The problem is that this is a profoundly expansive definition of what counts as a recession — one that the NBER might not necessarily agree with.
According to their website, “a recession is a significant decline in economic activity spread across the economy, lasting more than a few months, normally visible in real GDP, real income, employment, industrial production, and wholesale-retail sales.”
At this point, there is “a significant decline in economic activity spread across the economy.” It will be “visible in real GDP, real income, employment, industrial production, and wholesale-retail sales.”
It hasn’t, however, lasted “more than a few months.”
Take 2001, for instance, which saw the collapse of the dot-com bubble combined with the effects of 9/11. The peak-to-trough period lasted eight months, from March to November.
That’s quite a bit longer than what we’ve seen here. Yes, the coronavirus outbreak is significantly different than anything we’ve seen before. Even the Spanish Flu, the virus outbreak which COVID-19 is most often compared to, also coincided with World War I and took place in a less-globalized world.

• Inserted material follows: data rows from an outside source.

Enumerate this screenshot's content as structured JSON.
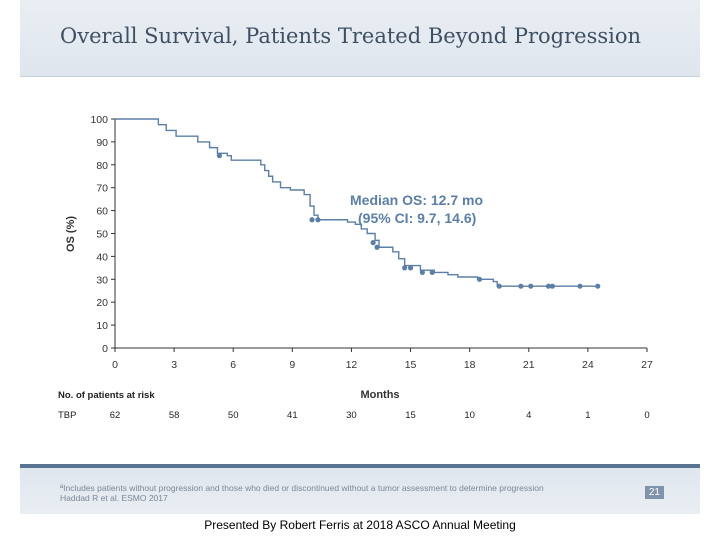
{
  "slide": {
    "title": "Overall Survival, Patients Treated Beyond Progression",
    "footnote_lines": [
      "ªIncludes patients without progression and those who died or discontinued without a tumor assessment to determine progression",
      "Haddad R et al. ESMO 2017"
    ],
    "page_number": "21",
    "caption": "Presented By Robert Ferris at 2018 ASCO Annual Meeting"
  },
  "colors": {
    "curve": "#5b7fa6",
    "axis": "#333333",
    "annotation": "#5b7fa6",
    "title": "#3f4f63"
  },
  "chart_data": {
    "type": "line",
    "title": "",
    "xlabel": "Months",
    "ylabel": "OS (%)",
    "xlim": [
      0,
      27
    ],
    "ylim": [
      0,
      100
    ],
    "x_ticks": [
      0,
      3,
      6,
      9,
      12,
      15,
      18,
      21,
      24,
      27
    ],
    "y_ticks": [
      0,
      10,
      20,
      30,
      40,
      50,
      60,
      70,
      80,
      90,
      100
    ],
    "series": [
      {
        "name": "TBP",
        "steps": [
          [
            0,
            100
          ],
          [
            2,
            100
          ],
          [
            2.2,
            97.5
          ],
          [
            2.6,
            95
          ],
          [
            3.1,
            92.5
          ],
          [
            4.2,
            90
          ],
          [
            4.8,
            87.5
          ],
          [
            5.2,
            85
          ],
          [
            5.7,
            84
          ],
          [
            5.9,
            82
          ],
          [
            7.4,
            80
          ],
          [
            7.6,
            77.5
          ],
          [
            7.8,
            75
          ],
          [
            8.0,
            72.5
          ],
          [
            8.4,
            70
          ],
          [
            8.9,
            69
          ],
          [
            9.6,
            67
          ],
          [
            9.9,
            62
          ],
          [
            10.1,
            58
          ],
          [
            10.3,
            56
          ],
          [
            11.8,
            55
          ],
          [
            12.2,
            54
          ],
          [
            12.5,
            52
          ],
          [
            12.8,
            50
          ],
          [
            13.2,
            47
          ],
          [
            13.4,
            44
          ],
          [
            14.1,
            42
          ],
          [
            14.4,
            39
          ],
          [
            14.7,
            36
          ],
          [
            15.5,
            34
          ],
          [
            16.2,
            33
          ],
          [
            16.9,
            32
          ],
          [
            17.4,
            31
          ],
          [
            18.4,
            30
          ],
          [
            19.2,
            29
          ],
          [
            19.4,
            27
          ],
          [
            24.5,
            27
          ]
        ],
        "censored": [
          [
            5.3,
            84
          ],
          [
            10.0,
            56
          ],
          [
            10.3,
            56
          ],
          [
            13.1,
            46
          ],
          [
            13.3,
            44
          ],
          [
            14.7,
            35
          ],
          [
            15.0,
            35
          ],
          [
            15.6,
            33
          ],
          [
            16.1,
            33
          ],
          [
            18.5,
            30
          ],
          [
            19.5,
            27
          ],
          [
            20.6,
            27
          ],
          [
            21.1,
            27
          ],
          [
            22.0,
            27
          ],
          [
            22.2,
            27
          ],
          [
            23.6,
            27
          ],
          [
            24.5,
            27
          ]
        ]
      }
    ],
    "annotation_lines": [
      "Median OS: 12.7 mo",
      "(95% CI: 9.7, 14.6)"
    ],
    "risk_table": {
      "header": "No. of patients at risk",
      "rows": [
        {
          "label": "TBP",
          "values": [
            "62",
            "58",
            "50",
            "41",
            "30",
            "15",
            "10",
            "4",
            "1",
            "0"
          ]
        }
      ]
    }
  }
}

That recession also had a peak-to-trough period of seven months, the second-shortest recession on record for the NBER. (The shortest is six months in 1980.)
Why does this matter? Well, for one, this isn’t the time to foment economic panic.
This is a period of obvious economic discomfiture, absolutely. The stock market is down thousands of points from its highs. However, we don’t know where this ride goes from here.
Bank of America thinks the trough will be in April. This means a peak-to-trough time of two months — one-third the time of the shortest recession on record.
There are plenty of people spreading fear, particularly in the media. Bank of America shouldn’t do the same thing. COVID-19’s effects on the economy are sui generis. Even Bank of America thinks its effect “will be fairly short-lived.”
If that’s the case, they shouldn’t be stoking fear the same way that the media is. The media, at least, gets to keep you in front of the TV the more afraid you are, and COVID-19 is the perfect drug for that.
Bank of America is in the job of making its clients money, and it doesn’t need to help the media foment panic — the media is doing a great job of that on its own.